You can use mem deviders if you ram can't go too high, and just watch your temps and try to keep them under 50c but it will be fine up to 60c, and I don't think you'll have to increase voltage at such speeds.
 
I have never ocd ram before so i am not sure what your saying. If you could pm or post an explanation or link me to a helpful post/site that would be great. Thanks for you help
 
I have never ocd ram before so i am not sure what your saying.I dont know what you need to monitor ram tempuratures and dont know what the divider is :/ If you could pm or post an explanation or link me to a helpful post/site that would be great. Thanks for you help

edit: sorry for double post. connection issue. my isp just came off a strike so they are still getting theit !@#% together :/
 
As example if it helps.

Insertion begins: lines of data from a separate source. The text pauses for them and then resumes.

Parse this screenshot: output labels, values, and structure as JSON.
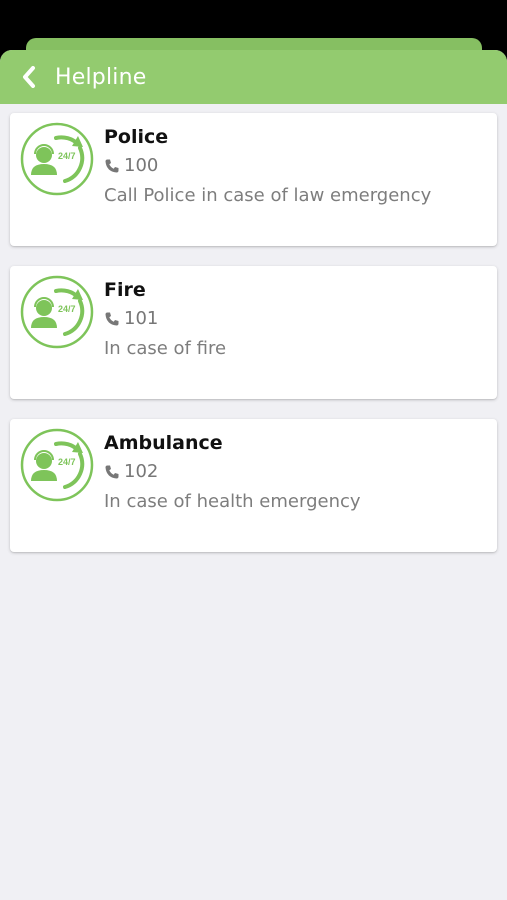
{
  "header": {
    "title": "Helpline",
    "back_icon": "chevron-left-icon"
  },
  "colors": {
    "accent": "#93cb6f",
    "icon_green": "#7ec45a",
    "background": "#f0f0f4",
    "card": "#ffffff"
  },
  "contacts": [
    {
      "name": "Police",
      "number": "100",
      "description": "Call Police in case of law emergency",
      "icon": "support-24-7-icon",
      "icon_label": "24/7"
    },
    {
      "name": "Fire",
      "number": "101",
      "description": "In case of fire",
      "icon": "support-24-7-icon",
      "icon_label": "24/7"
    },
    {
      "name": "Ambulance",
      "number": "102",
      "description": "In case of health emergency",
      "icon": "support-24-7-icon",
      "icon_label": "24/7"
    }
  ]
}
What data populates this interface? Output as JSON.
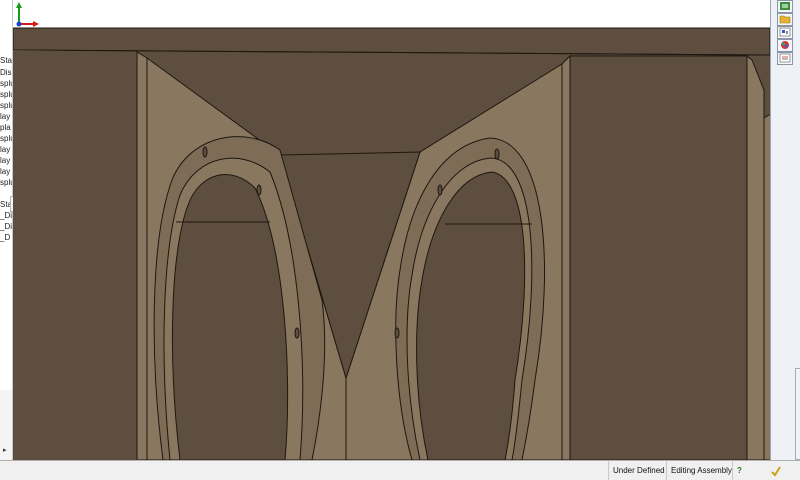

I had my 2800+ A64 on stock setup @ 2.4 comfy for 4 months. Minus now I am currently on a differnet cooling solution and RAM. I would reduce your setup by 200MHz accordingly. It should run very nicely @ around 45° load depending on the conditions you create for it.

I think with even a .35 bump in voltage the box setup should not give you too much hassle for temps. Once I went past .40 I had the box cooler give me issues on heat.

The divider is running your RAM @ 266 instead of the 200MHz(DDR400). IF you was using PC2700, kick it down to 133, which will give you 266. This will not effect your performance to much. That is the divider the poster was mentioning. Droping the RAM down in speed and raising the CPU speeds up. You lower the RAM to give extra speed to the CPU, so you can have more overhead to go faster. Until you hit the limit of the RAM agian. :D Which in your case would be PC2700(333).

You lower the RAM so you can push the CPU even further. Then once the CPU gets to the point of running the RAM at the rated speeds.

Does this make sence?
 
Yeah thanks alot guys. Very good memory thread and guide. Thanks for links. Ill let you know how things go once i get the cpu and motherboard in here the next 2 weeks.
 
Most of the timem KVR PC-2700 will run @ PC-3200 speeds stabily...you might have to relax some of your timings, but it's almost guaranteed. Also, make sure you run a couple passes with memtest86 to make sure your memory is stable.
 
Actually only 512 worth of ram is the kingston. I have 256mb of ddr400 which came with this and it is some other (apacer or something) but everest home reports the ram as being the same besides the brand and speed. I was wondering i am gonning to eventually pick up a dual channel kit of less expensive ocz and sell the kingston to a friend. Since the dfi nf3 has the 3 dimms i could leave the 256 in im sure. Since its mostly shoddier ram i dont think the 256mb would make a noticible difference plus would affect the gig of matched ram.